Hi Arjun,
If you can filter files by a regex pattern, I think the config
`source.path.regex-pattern`[1] maybe what you want.
'source.path.regex-pattern' = '...', -- optional: regex pattern to filter
files to read under the
-- directory of `path` option. This
regex pattern should be
-- matched with the absolute file path.
If this option is set,
-- the connector will recursive all
files under the directory
-- of `path` option
Best,
Yu Chen
[1]
https://nightlies.apache.org/flink/flink-docs-release-1.18/docs/connectors/table/filesystem/
________________________________
发件人: arjun s <[email protected]>
发送时间: 2023年11月6日 20:50
收件人: [email protected] <[email protected]>
主题: Handling Schema Variability and Applying Regex Patterns in Flink Job
Configuration
Hi team,
I'm currently utilizing the Table API function within my Flink job, with the
objective of reading records from CSV files located in a source directory. To
obtain the file names, I'm creating a table and specifying the schema using the
Table API in Flink.

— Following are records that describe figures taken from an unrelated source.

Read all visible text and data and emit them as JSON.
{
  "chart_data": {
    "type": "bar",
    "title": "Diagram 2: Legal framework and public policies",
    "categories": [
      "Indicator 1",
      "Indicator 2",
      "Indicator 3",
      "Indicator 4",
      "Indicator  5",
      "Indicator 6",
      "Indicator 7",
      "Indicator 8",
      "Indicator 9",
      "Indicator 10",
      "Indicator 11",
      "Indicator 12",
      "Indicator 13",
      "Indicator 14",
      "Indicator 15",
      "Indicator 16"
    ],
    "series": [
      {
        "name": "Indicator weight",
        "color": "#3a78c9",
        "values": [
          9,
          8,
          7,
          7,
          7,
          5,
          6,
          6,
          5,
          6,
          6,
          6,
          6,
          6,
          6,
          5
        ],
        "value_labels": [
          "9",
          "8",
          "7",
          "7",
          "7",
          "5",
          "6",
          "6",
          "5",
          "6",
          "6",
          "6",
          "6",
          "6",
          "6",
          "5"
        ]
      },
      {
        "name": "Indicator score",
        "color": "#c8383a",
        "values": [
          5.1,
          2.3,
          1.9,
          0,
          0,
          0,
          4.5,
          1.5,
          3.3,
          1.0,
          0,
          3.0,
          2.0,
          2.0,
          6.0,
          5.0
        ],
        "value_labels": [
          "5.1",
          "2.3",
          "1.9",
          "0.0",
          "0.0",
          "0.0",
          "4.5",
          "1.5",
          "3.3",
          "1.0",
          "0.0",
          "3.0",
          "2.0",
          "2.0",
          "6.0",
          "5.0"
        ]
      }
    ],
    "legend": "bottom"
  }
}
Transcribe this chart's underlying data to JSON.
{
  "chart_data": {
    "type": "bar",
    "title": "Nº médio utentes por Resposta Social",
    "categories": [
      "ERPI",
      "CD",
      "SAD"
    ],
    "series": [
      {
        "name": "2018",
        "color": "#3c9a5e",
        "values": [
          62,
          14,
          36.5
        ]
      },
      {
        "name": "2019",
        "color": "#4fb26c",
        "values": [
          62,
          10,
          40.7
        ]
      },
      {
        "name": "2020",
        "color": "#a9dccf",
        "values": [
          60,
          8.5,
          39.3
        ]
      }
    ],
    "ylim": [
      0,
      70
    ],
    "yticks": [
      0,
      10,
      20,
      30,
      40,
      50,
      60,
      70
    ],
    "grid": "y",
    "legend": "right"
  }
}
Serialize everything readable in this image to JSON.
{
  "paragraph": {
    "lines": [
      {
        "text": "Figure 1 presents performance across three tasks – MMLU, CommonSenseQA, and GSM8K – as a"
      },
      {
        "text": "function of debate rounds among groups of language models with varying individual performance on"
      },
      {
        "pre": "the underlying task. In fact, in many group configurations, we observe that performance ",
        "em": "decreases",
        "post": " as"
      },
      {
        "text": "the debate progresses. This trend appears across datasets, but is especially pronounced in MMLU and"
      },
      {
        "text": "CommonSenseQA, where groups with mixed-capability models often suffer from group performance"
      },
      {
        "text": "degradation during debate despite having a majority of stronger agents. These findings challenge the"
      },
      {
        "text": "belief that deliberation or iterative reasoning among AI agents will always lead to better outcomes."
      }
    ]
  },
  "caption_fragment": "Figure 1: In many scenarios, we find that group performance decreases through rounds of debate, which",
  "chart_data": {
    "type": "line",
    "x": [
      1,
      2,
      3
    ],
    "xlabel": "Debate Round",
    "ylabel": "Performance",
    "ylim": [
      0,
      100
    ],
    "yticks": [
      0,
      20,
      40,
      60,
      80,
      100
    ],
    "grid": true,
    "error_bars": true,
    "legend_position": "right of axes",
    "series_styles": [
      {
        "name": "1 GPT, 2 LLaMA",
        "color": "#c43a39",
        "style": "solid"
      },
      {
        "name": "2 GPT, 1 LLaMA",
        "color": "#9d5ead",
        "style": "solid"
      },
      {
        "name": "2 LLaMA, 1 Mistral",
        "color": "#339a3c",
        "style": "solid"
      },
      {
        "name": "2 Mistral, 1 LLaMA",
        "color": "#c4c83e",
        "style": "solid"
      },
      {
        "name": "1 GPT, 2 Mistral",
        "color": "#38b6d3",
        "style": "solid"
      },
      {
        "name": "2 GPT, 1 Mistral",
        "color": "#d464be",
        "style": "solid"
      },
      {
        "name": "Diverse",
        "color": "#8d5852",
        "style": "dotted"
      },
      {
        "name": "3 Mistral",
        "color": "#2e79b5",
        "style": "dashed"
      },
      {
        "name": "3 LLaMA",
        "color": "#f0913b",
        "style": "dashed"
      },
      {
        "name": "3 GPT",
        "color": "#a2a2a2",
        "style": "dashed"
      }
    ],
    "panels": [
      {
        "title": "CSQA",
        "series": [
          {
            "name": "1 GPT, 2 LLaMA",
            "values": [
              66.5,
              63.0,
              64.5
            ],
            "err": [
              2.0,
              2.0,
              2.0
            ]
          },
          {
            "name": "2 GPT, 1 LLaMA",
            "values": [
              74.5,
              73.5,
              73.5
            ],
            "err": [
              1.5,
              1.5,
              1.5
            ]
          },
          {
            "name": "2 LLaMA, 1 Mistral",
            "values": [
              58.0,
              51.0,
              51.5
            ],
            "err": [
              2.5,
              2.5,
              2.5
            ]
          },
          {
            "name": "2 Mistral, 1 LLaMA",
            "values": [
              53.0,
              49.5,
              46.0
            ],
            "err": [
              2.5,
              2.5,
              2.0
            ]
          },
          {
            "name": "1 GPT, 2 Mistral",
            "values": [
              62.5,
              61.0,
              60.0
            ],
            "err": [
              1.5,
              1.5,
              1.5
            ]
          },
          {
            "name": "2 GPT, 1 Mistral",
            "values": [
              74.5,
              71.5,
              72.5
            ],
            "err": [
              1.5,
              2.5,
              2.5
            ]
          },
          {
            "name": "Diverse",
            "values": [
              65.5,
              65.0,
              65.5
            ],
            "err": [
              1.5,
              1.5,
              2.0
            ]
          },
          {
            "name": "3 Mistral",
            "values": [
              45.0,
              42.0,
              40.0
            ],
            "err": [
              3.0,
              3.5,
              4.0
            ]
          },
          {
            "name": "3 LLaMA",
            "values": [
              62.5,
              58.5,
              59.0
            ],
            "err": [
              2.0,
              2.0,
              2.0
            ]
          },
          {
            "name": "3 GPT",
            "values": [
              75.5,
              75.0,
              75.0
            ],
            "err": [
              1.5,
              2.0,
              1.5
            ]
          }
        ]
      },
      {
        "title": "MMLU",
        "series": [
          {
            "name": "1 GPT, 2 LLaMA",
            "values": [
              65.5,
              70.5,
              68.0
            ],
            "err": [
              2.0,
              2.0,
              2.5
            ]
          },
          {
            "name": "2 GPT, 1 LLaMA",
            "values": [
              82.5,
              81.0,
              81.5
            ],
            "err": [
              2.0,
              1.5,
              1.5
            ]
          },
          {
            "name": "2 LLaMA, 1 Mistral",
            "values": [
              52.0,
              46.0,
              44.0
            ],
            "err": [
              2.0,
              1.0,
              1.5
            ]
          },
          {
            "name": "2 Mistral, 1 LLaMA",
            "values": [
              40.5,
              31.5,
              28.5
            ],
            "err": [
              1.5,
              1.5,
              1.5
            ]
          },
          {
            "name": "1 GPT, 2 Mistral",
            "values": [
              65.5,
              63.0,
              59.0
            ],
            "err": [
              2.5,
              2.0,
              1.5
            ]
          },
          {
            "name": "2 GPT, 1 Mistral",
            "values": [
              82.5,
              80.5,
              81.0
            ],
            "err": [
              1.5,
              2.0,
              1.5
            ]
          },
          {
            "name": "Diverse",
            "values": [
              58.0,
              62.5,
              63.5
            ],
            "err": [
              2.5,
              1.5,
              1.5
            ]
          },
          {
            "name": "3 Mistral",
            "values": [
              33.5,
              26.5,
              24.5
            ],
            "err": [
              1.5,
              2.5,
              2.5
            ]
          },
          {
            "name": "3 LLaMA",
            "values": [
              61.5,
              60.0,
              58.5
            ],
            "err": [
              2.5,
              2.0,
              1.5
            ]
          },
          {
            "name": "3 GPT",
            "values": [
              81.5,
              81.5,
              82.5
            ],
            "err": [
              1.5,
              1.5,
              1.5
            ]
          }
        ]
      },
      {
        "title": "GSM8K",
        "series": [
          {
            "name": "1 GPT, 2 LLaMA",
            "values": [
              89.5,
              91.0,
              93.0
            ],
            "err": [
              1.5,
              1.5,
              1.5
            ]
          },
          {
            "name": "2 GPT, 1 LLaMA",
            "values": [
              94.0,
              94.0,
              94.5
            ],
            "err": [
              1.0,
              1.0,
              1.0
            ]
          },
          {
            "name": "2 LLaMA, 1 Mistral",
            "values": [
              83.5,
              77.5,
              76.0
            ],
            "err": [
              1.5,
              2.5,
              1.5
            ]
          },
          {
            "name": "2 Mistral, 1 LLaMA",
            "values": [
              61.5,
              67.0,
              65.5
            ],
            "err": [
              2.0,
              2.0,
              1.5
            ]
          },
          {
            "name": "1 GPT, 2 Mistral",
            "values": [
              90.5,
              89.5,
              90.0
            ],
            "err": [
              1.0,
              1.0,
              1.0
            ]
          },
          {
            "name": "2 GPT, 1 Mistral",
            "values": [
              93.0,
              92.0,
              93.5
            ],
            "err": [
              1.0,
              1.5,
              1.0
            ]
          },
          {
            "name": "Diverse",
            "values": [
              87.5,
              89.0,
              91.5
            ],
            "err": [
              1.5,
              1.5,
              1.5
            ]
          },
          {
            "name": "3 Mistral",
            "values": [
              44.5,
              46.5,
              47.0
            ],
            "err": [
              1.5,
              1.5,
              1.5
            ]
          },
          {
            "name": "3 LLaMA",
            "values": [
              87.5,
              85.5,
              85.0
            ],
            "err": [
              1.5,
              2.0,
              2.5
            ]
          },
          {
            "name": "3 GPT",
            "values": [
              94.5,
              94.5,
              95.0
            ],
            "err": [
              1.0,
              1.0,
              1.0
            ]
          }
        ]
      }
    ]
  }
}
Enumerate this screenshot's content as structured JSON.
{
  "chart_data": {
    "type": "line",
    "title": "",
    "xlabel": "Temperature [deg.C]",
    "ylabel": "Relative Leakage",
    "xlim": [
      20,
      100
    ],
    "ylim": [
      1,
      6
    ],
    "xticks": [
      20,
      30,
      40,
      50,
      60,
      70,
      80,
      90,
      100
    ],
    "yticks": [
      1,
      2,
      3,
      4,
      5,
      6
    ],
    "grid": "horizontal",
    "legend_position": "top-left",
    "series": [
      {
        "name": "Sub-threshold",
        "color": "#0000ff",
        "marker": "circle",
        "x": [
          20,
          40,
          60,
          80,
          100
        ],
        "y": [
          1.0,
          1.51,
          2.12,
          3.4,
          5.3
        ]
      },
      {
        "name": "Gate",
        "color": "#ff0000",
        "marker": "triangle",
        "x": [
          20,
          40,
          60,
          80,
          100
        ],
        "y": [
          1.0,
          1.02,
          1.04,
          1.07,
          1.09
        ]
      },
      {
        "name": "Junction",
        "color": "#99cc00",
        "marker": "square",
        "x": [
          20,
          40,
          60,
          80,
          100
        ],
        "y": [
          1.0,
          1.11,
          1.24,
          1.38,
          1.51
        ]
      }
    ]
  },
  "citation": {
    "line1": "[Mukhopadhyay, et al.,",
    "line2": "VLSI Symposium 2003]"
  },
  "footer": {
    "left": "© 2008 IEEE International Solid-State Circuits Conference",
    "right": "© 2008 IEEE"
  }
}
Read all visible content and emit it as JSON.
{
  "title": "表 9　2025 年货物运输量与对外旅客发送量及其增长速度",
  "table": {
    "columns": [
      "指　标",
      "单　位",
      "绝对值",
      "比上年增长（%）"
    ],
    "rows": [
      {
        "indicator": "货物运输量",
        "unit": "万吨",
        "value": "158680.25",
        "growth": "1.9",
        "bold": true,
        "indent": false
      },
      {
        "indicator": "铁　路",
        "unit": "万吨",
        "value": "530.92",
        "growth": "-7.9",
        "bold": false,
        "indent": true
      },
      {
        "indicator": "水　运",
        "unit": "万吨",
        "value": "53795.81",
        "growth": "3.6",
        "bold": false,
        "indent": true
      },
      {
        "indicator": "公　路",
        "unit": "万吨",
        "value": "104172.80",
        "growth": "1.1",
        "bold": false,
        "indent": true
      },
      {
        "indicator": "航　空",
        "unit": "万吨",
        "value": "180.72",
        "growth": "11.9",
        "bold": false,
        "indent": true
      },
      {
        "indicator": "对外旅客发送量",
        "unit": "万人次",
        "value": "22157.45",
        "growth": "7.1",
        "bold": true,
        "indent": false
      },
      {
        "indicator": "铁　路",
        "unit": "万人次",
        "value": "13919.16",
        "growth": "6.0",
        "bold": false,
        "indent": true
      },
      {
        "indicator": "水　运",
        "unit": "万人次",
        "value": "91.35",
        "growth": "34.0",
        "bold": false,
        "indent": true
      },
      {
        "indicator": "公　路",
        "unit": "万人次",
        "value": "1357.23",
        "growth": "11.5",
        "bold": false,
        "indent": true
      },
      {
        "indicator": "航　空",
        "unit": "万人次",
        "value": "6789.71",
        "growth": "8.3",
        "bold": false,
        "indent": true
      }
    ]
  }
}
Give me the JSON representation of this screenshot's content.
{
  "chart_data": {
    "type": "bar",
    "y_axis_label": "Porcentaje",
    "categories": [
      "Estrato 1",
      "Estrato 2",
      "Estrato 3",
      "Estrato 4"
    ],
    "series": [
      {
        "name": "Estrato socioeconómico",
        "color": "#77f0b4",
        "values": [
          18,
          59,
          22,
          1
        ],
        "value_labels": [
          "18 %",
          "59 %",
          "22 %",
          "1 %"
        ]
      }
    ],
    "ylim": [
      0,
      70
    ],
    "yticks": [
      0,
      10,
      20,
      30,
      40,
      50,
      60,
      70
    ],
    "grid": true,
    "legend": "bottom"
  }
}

Consequently, when the schema matches, my Flink job
successfully submits and executes as intended. However, in cases where the
schema does not match, the job fails to submit. Given that the schema of the
files in the source directory is unpredictable, I'm seeking a method to handle
this situation.
Create table query
=============
CREATE TABLE sample (col1 STRING,col2 STRING,col3 STRING,col4 STRING,file.path`
STRING NOT NULL METADATA) WITH ('connector' = 'filesystem','path' =
'file:///home/techuser/inputdata','format' = 'csv','source.monitor-interval' =
'10000')
=============
Furthermore, I have a question about whether there's a way to read files from
the source directory based on a specific regex pattern. This is relevant in our
situation because only file names that match a particular pattern need to be
processed by the Flink job.
Thanks and Regards,
Arjun